IDEAYA Biosciences, Inc. announced clinical program updates for IDE397, a potential first-in-class Phase 2 MAT2A inhibitor targeting MTAP-deletion solid tumors. The Company is now targeting an IDE397 clinical data update for the IDE397 Phase 2 monotherapy expansion dose in MTAP-deletion bladder and lung cancer in over approximately 15 evaluable patients in the second half of 2024. The clinical data update is anticipated to include a clinical efficacy summary, including a RECIST 1.1 clinical efficacy waterfall, swim-lane plot, and ctDNA molecular response analysis.

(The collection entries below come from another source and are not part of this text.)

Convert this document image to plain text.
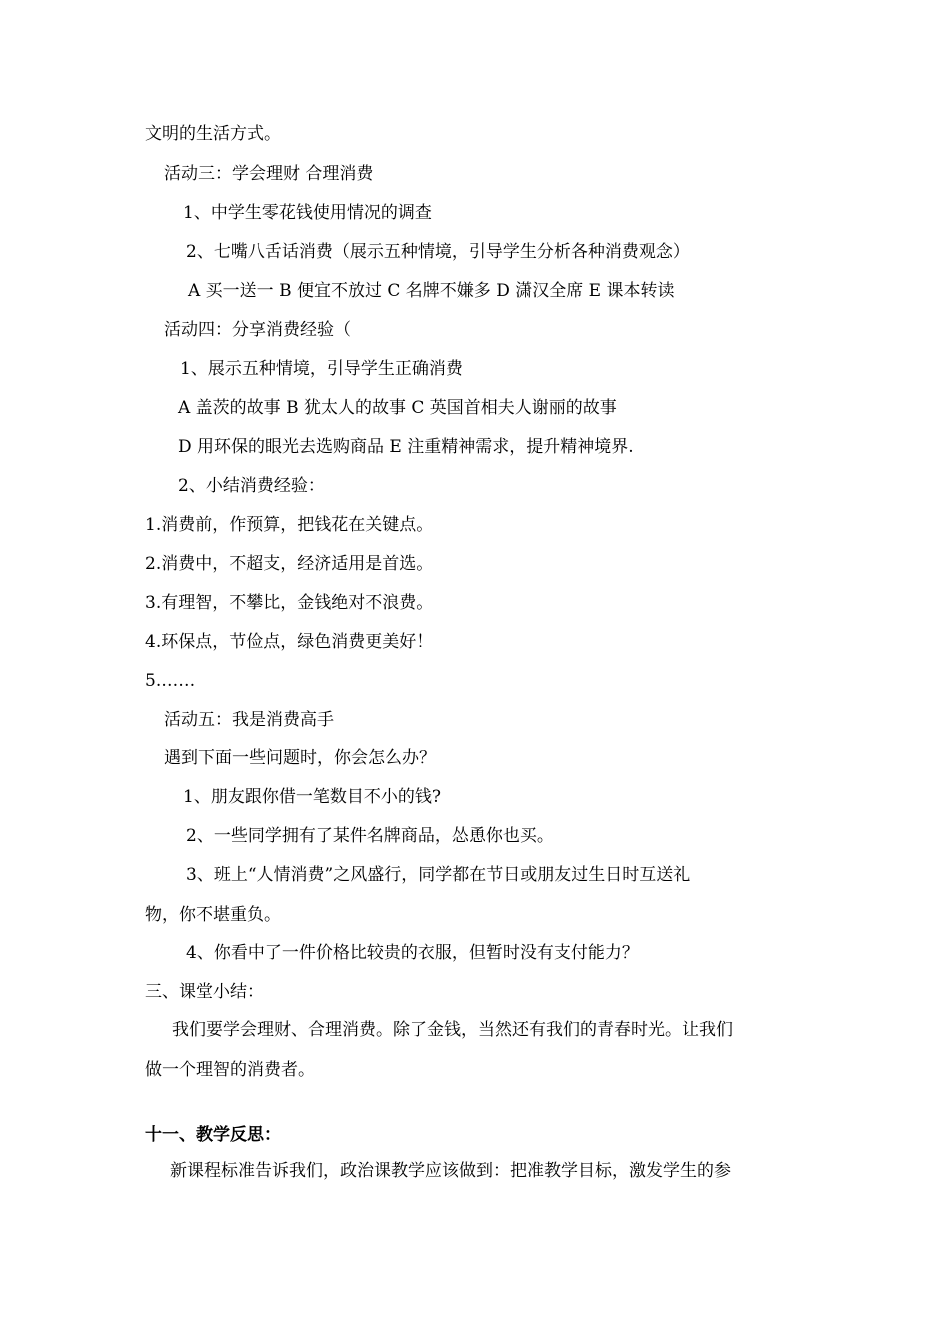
文明的生活方式。
活动三：学会理财 合理消费
1、中学生零花钱使用情况的调查
2、七嘴八舌话消费（展示五种情境，引导学生分析各种消费观念）
A 买一送一 B 便宜不放过 C 名牌不嫌多 D 潇汉全席 E 课本转读
活动四：分享消费经验（
1、展示五种情境，引导学生正确消费
A 盖茨的故事 B 犹太人的故事 C 英国首相夫人谢丽的故事
D 用环保的眼光去选购商品 E 注重精神需求，提升精神境界.
2、小结消费经验：
1.消费前，作预算，把钱花在关键点。
2.消费中，不超支，经济适用是首选。
3.有理智，不攀比，金钱绝对不浪费。
4.环保点，节俭点，绿色消费更美好！
5.……
活动五：我是消费高手
遇到下面一些问题时，你会怎么办？
1、朋友跟你借一笔数目不小的钱?
2、一些同学拥有了某件名牌商品，怂恿你也买。
3、班上“人情消费”之风盛行，同学都在节日或朋友过生日时互送礼
物，你不堪重负。
4、你看中了一件价格比较贵的衣服，但暂时没有支付能力？
三、课堂小结：
我们要学会理财、合理消费。除了金钱，当然还有我们的青春时光。让我们
做一个理智的消费者。
十一、教学反思：
新课程标准告诉我们，政治课教学应该做到：把准教学目标，激发学生的参
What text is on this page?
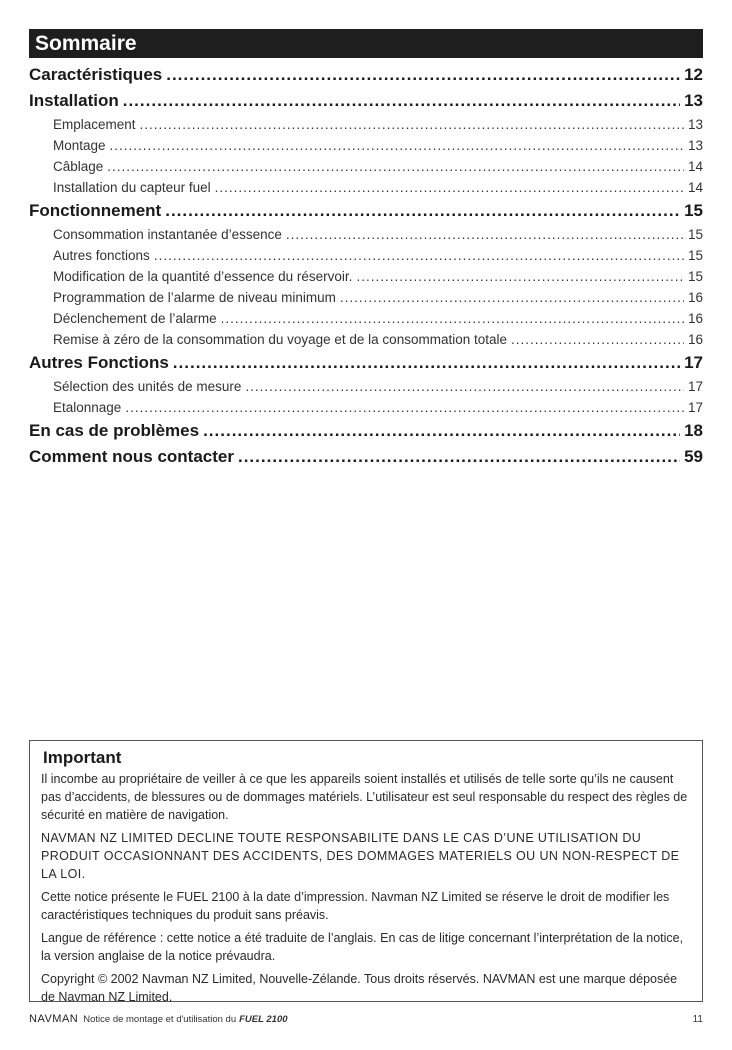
Sommaire
Caractéristiques .....	12
Installation .....	13
Emplacement .....	13
Montage .....	13
Câblage .....	14
Installation du capteur fuel .....	14
Fonctionnement .....	15
Consommation instantanée d’essence .....	15
Autres fonctions .....	15
Modification de la quantité d’essence du réservoir. .....	15
Programmation de l’alarme de niveau minimum .....	16
Déclenchement de l’alarme .....	16
Remise à zéro de la consommation du voyage et de la consommation totale .....	16
Autres Fonctions .....	17
Sélection des unités de mesure .....	17
Etalonnage .....	17
En cas de problèmes .....	18
Comment nous contacter .....	59
Important

Il incombe au propriétaire de veiller à ce que les appareils soient installés et utilisés de telle sorte qu’ils ne causent pas d’accidents, de blessures ou de dommages matériels. L’utilisateur est seul responsable du respect des règles de sécurité en matière de navigation.

NAVMAN NZ LIMITED DECLINE TOUTE RESPONSABILITE DANS LE CAS D’UNE UTILISATION DU PRODUIT OCCASIONNANT DES ACCIDENTS, DES DOMMAGES MATERIELS OU UN NON-RESPECT DE LA LOI.

Cette notice présente le FUEL 2100 à la date d’impression. Navman NZ Limited se réserve le droit de modifier les caractéristiques techniques du produit sans préavis.

Langue de référence : cette notice a été traduite de l’anglais. En cas de litige concernant l’interprétation de la notice, la version anglaise de la notice prévaudra.

Copyright © 2002 Navman NZ Limited, Nouvelle-Zélande. Tous droits réservés. NAVMAN est une marque déposée de Navman NZ Limited.

NAVMAN Notice de montage et d'utilisation du FUEL 2100	11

In addition, at this update the Company also anticipates providing an adverse event, pharmacokinetics and pharmacodynamics summary at the IDE397 Phase 2 monotherapy expansion dose. Next, the Company is initiating an IDE397 Phase 2 monotherapy expansion in MTAP-deletion bladder cancer, in addition to the earlier reported Phase 2 expansion in MTAP-deletion squamous lung cancer. The Company has activated over 35 clinical trial sites globally in the U.S., Canada, Europe, and Asia Pacific to enable potential rapid enrollment for the IDE397 Phase 2 monotherapy expansion in MTAP-deletion lung and bladder cancer, and for the IDEAYA sponsored clinical combination.

IDE397 is a potential first-in-class potent and selective small molecule inhibitor targeting methionine adenosyltransferase 2 alpha (MAT2A) in patients having solid tumors with methylthioadenosine phosphorylase deletion. There is an ongoing Phase 2 expansion of IDE397 monotherapy in MTAP-deletion solid tumors, and an Amgen-sponsored Phase 1/2 trial of IDE397 and AMG 193 combination in MTAP-Deletion NSCLC for which the companies intend to develop a joint publication strategy in 2024. Next, there is a Phase 1 clinical trial that will evaluate the safety, tolerability, pharmacokinetics, pharmacodynamics and efficacy of IDE397 in combination with Trodelvy.

IDEAYA is also advancing multiple preclinical stage MTAP-deletion programs to enable wholly-owned combinations with IDE397, including a program targeting a Development Candidate nomination in the second half of 2024.